The advantage of charge-transfer multiplet theory is that one can also describe core-level X-ray photoelectron spectroscopy (XPS) spectra, which are always dominated by strong screening effects as one excites the core electron out of the system. As such, charge-transfer multiplet theory can describe both XAS and XPS from a unified description (Okada & Kotani, 1992; Fig. 4).

Figure 4 The final-state configurations in the 2p XAS calculation of an Mn2+ ion. In 2p XAS the charge-transfer configurations do not change their relative energy, implying a self-screened excitation. In 2p XPS the electron is excited out of the system and the two charge-transfer configurations change their order in energy because the 2p53d6L configuration is pulled down by the core-hole potential, implying large screening effects.

The crystal field multiplet model has been used to explain the 3p XAS spectra of transition-metal systems with a localized transition from 3d^N to 3p⁵3d^N+1 (Shin et al., 1981). The charge-transfer model has been used to explain the screening effects in X-ray photoemission (Kotani & Toyozawa, 1974). The crystal field multiplet model and its combination into the charge-transfer multiplet model has been developed by Theo Thole, Akio Kotani, Gerrit van der Laan, George Sawatzky and coworkers (Thole et al., 1988; Groot et al., 1990a,b; van der Laan, 1991; van der Laan & Kirkman, 1991; Okada & Kotani, 1992). The multiplet program from Theo Thole has been used in the CTM4XAS interface. CTM4XAS can calculate the XAS, XPS, X-ray emission spectroscopy (XES) and resonant inelastic X-ray scattering (RIXS) spectra of transition-metal systems and rare earths (Stavitsky & de Groot, 2010). An alternative interface is provided by the Missing interface (Gusmeroli, 2006). The multiplet code from Theo Thole essentially used a single metal ion, where all other effects were included as effective electric and magnetic fields, with charge transfer being described to a delocalized d wavefunction. Alternative codes were developed based on an MO₆ cluster (Tanaka & Jo, 1994; Crocombette & Jollet, 1996; Fernández-Rodríguez et al., 2015). The CTM4XAS software also includes an option to switch from Theo Thole's programs to the Quanty program from Maurits Haverkort, which can also be run as a charge-transfer multiplet program (Haverkort et al., 2012). Charge-transfer multiplet theory is very successful in describing the 2p XAS spectra of 3d systems, but it is partly based on empirical parameters, for example the value of the crystal field splitting.

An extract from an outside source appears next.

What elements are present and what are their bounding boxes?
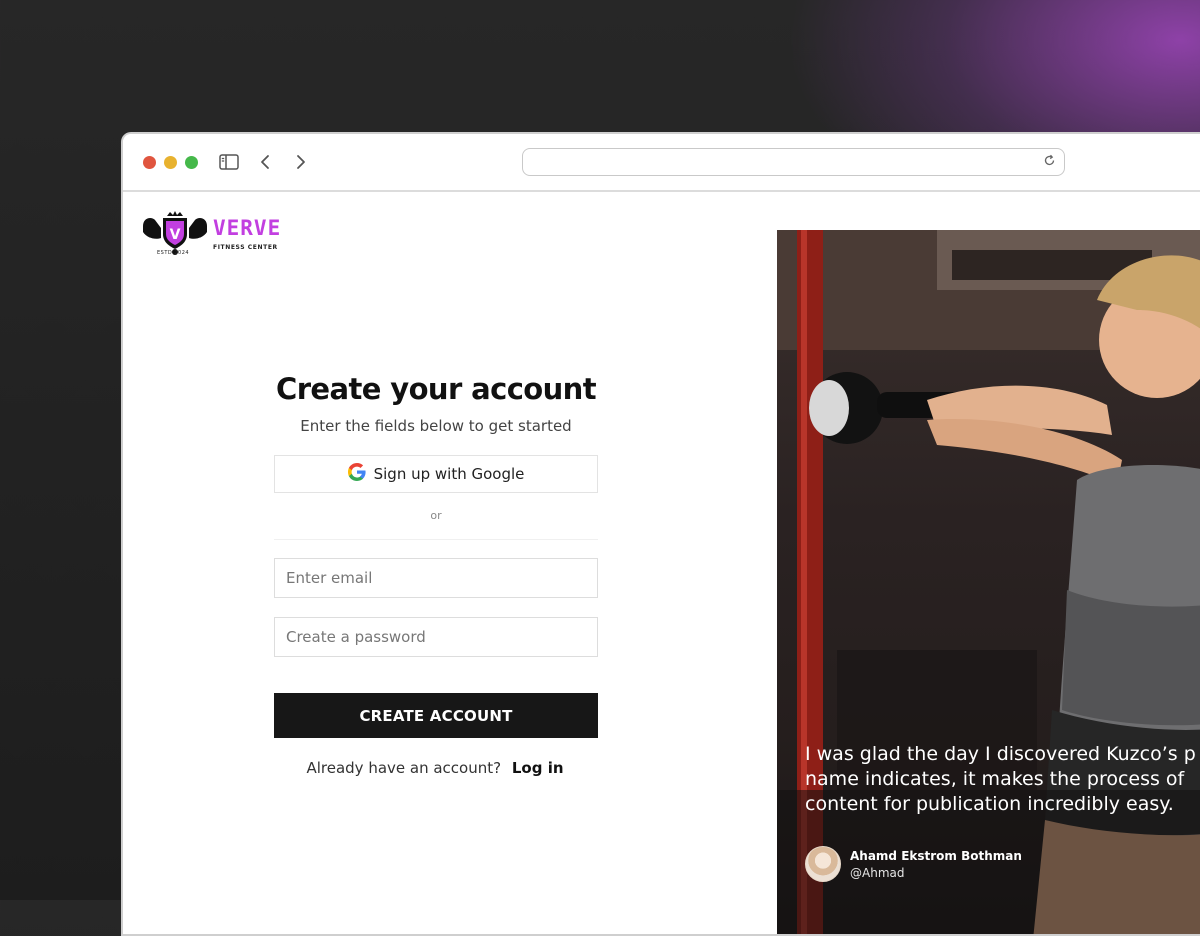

Over the last ten years a range of (partly) first-principles multiplet codes have been developed, in which a number of approaches are being pursued.

The present situation can be characterized by the presence of (i) semi-empirical multiplet codes that can calculate 2p XAS spectra quickly and (ii) the development of a series of alternative methods for first-principles multiplet calculations. In the near future I expect that this situation will develop in a way such that that the cluster multiplet codes could be coupled to a series of ground-state electronic structure codes, either based on real-space or reciprocal-space calculations. The main emphasis is likely to be on an extension towards resonance experiments, including resonant inelastic X-ray scattering, coherent excitations and the time evolution of the X-ray excitations.